A ideia de flexibilização do processo de criação de regiões não é uma ideia original. Sucede, porém, que, sem mais, pode comportar perigos de discriminação. Foi por isso que o projecto do PCP procurou acautelar no n.° 4 aquilo que, suprimindo-se o princípio da simultaneidade, ficaria sem cautela. Como o Sr. Deputado Jorge Lacão argutamente sublinhou, se se suprime o princípio da simultaneidade e se, concomitantemente, não se acautela que existindo uma forte vontade de criação concreta por parte dos interessados, e desde logo dos municípios, o Parlamento não tenha de praticar o acto de instituição concreta, ficar-se-ia então com um esquema que permitiria a não criação de determinadas regiões e a criação privilegiada de outras. É isso que o princípio da simultaneidade procura evitar e é isso que o nosso n.° 4 procura evitar. Pretende-se garantir que quando haja uma vontade municipal maioritária, devidamente apurada, a instituição concreta seja irresistível. Porque se a criação não é irresistível e se suprimimos o princípio da simultaneidade, o processo de regionalização pode ser tornado completamente arbitrário, com sacrifício de interesses legítimos e, designadamente, com sacrifício da vontade expressa das populações através dos seus municípios.

O Sr. António Vitorino (PS): - Essa lógica não levaria o PCP a propor que a pronúncia das populações se fizesse através de referendo, que, isso sim, seria a marca da reversibilidade da decisão das populações?
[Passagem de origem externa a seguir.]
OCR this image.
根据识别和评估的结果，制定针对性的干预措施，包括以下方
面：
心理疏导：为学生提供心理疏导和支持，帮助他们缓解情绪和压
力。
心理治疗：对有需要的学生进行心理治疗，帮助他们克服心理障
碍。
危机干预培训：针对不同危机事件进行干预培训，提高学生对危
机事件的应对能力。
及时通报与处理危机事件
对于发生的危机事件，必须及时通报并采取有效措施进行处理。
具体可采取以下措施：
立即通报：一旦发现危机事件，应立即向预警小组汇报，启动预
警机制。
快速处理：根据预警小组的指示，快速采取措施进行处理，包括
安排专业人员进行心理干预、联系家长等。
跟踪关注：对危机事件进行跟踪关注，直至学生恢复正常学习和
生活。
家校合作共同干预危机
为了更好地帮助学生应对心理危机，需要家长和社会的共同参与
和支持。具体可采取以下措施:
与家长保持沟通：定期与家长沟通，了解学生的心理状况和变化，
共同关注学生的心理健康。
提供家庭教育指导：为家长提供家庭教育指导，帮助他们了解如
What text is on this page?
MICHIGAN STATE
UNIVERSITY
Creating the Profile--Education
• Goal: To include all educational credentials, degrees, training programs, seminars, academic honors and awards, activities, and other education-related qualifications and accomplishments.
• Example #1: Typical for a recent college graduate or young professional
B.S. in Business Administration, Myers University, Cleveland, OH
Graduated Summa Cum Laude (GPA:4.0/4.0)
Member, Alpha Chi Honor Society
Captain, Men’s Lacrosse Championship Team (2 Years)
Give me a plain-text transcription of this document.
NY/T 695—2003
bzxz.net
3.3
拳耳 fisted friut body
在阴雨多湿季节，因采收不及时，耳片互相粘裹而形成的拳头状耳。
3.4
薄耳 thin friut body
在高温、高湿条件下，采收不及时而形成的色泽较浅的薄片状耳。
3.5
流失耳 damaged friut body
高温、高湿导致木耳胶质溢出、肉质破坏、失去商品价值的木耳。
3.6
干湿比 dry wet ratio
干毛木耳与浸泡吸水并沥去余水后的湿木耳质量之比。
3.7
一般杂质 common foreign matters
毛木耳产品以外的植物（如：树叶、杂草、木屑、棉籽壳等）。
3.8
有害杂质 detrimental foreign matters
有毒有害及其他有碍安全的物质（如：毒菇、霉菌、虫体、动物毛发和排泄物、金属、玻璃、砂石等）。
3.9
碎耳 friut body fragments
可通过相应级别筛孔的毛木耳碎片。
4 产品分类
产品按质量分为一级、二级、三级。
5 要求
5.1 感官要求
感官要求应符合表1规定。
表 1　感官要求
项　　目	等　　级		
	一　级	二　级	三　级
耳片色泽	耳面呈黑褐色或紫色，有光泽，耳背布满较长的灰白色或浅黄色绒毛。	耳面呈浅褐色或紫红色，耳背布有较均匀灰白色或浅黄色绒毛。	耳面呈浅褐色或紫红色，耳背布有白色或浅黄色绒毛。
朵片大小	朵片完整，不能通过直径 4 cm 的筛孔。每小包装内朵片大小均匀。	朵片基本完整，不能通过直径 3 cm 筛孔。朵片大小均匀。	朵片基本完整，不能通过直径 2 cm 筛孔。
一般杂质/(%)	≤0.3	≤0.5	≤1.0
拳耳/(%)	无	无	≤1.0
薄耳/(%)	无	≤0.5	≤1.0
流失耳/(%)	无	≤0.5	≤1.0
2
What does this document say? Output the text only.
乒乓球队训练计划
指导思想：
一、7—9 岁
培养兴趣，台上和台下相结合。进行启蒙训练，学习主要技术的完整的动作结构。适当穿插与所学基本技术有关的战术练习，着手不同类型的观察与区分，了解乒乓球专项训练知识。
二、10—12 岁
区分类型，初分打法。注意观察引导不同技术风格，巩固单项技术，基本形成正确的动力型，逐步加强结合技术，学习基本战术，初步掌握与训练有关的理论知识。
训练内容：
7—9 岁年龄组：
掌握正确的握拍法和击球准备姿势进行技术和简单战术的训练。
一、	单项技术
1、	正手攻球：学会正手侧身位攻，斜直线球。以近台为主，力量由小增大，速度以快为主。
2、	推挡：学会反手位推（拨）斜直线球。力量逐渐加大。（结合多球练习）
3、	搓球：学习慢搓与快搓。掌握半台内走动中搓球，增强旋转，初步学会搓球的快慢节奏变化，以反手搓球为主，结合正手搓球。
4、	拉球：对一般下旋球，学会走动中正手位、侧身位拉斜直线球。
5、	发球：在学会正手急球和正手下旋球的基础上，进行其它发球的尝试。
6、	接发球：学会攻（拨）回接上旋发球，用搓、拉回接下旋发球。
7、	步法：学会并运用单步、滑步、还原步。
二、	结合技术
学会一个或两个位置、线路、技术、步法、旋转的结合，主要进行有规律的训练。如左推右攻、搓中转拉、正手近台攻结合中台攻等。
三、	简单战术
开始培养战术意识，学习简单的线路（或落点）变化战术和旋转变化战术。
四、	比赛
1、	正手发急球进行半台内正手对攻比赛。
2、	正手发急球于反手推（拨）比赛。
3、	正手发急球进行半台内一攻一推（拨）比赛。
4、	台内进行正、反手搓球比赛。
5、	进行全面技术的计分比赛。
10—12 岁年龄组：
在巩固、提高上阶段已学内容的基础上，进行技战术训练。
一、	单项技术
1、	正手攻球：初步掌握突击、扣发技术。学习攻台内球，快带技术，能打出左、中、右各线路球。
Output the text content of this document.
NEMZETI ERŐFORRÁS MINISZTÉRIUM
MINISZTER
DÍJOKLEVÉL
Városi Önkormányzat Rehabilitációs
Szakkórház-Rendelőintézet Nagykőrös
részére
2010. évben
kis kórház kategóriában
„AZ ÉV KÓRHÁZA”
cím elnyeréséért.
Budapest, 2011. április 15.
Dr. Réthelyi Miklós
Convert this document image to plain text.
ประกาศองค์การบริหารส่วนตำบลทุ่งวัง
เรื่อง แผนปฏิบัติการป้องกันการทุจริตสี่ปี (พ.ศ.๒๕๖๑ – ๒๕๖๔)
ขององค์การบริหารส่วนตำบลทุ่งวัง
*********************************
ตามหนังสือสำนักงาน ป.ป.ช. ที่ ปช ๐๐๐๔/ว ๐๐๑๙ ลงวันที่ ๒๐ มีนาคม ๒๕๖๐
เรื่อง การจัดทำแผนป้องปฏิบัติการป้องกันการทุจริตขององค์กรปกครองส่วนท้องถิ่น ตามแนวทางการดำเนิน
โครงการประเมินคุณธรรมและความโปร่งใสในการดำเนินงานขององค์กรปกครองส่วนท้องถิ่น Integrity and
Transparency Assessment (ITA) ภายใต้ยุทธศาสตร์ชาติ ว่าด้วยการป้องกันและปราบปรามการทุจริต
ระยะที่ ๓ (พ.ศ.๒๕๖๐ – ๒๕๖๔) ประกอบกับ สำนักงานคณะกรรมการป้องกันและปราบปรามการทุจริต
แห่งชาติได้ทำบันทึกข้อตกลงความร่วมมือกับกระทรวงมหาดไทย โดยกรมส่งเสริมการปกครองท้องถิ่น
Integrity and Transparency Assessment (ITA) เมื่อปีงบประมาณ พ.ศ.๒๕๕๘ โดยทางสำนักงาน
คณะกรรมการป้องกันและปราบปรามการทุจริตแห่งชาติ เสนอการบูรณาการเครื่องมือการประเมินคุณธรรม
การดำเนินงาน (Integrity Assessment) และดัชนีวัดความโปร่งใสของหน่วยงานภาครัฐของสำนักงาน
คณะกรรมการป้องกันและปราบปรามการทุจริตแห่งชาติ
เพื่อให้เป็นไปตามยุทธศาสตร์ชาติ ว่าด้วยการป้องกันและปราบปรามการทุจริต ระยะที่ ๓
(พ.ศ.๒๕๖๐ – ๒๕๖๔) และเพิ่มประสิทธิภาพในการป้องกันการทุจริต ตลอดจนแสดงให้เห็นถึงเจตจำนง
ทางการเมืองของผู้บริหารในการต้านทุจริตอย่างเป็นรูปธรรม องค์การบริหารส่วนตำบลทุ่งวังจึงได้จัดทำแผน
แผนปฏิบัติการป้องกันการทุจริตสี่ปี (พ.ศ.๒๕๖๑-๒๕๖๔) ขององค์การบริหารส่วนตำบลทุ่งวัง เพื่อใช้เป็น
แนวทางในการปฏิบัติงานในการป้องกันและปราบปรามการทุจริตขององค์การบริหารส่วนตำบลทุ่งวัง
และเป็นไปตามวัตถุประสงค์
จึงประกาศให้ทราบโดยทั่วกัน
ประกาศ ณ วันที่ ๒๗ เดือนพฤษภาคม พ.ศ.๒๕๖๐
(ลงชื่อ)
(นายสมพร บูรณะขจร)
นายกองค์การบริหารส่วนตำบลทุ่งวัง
De facto, o que o Sr. Deputado Jorge Lacão disse é totalmente verídico: o vosso n.° 4 introduz uma inovação no nosso sistema constitucional, que é uma imposição de legislação à Assembleia da República. Ou seja, há uma limitação dos poderes dos representantes do povo não por via do referendo, isto é, por via da pronúncia dos próprios mandantes, mas por via da decisão de um certo número de órgãos das autarquias.

O Sr. José Magalhães (PCP): - Sr. Deputado António Vitorino, o problema com que nós nos deparámos, e dissemo-lo aqui com toda a lisura, foi o seguinte: primeiro, determinadas forças políticas entendem que o esquema em vigor "dificulta", ou mesmo "bloqueia", o processo de criação e depois a instituição concreta das regiões: diz-se que a flexibilização é imprescindível, que a simultaneidade, nos termos em que hoje se encontra definida, é um elemento impeditivo. Nós dissemos: em nosso entender, uma interpretação correcta da Constituição não permite discernir esse elemento de bloqueio. Mas, já que existe da parte de outras forças essa ideia, admitamos que há um bloqueio e avancemos para a sua supressão. Como é que se pode avançar para a sua supressão? Avança-se para a sua supressão eliminando o preceito, eliminando a regra. A partir do momento em que se elimina a regra, o processo de criação desenrola-se em dois passes, como agora: por um lado, a definição das atribuições das regiões, a composição e competência dos órgãos, o regime financeiro e depois a delimitação, a tormentosa e momentosa questão da delimitação. Avance-se num primeiro momento de forma comum e num segundo momento avance-se consoante a realidade ditar. Mas dizer que se avance consoante a realidade ditar cria um problema: é que a realidade não dita directamente; a Assembleia da República tem de intervir, e a Assembleia da República intervém de acordo com os seus critérios, critérios esses que podem, se não forem adoptadas certas cautelas, levar à concessão do privilégio do avanço a uns e à prateleira forçada para outros. Como é que se sai disso, como é que se evita este elemento de possível discriminação? Ou se evita, mais uma vez, através da definição de uma regra geral e abstracta, que a todos contemple, ou então através da concessão de uma eficácia intimativa, deliberativa à vontade popular, expressa através do mecanismo que a Constituição hoje consagra no n.° 3 adaptado.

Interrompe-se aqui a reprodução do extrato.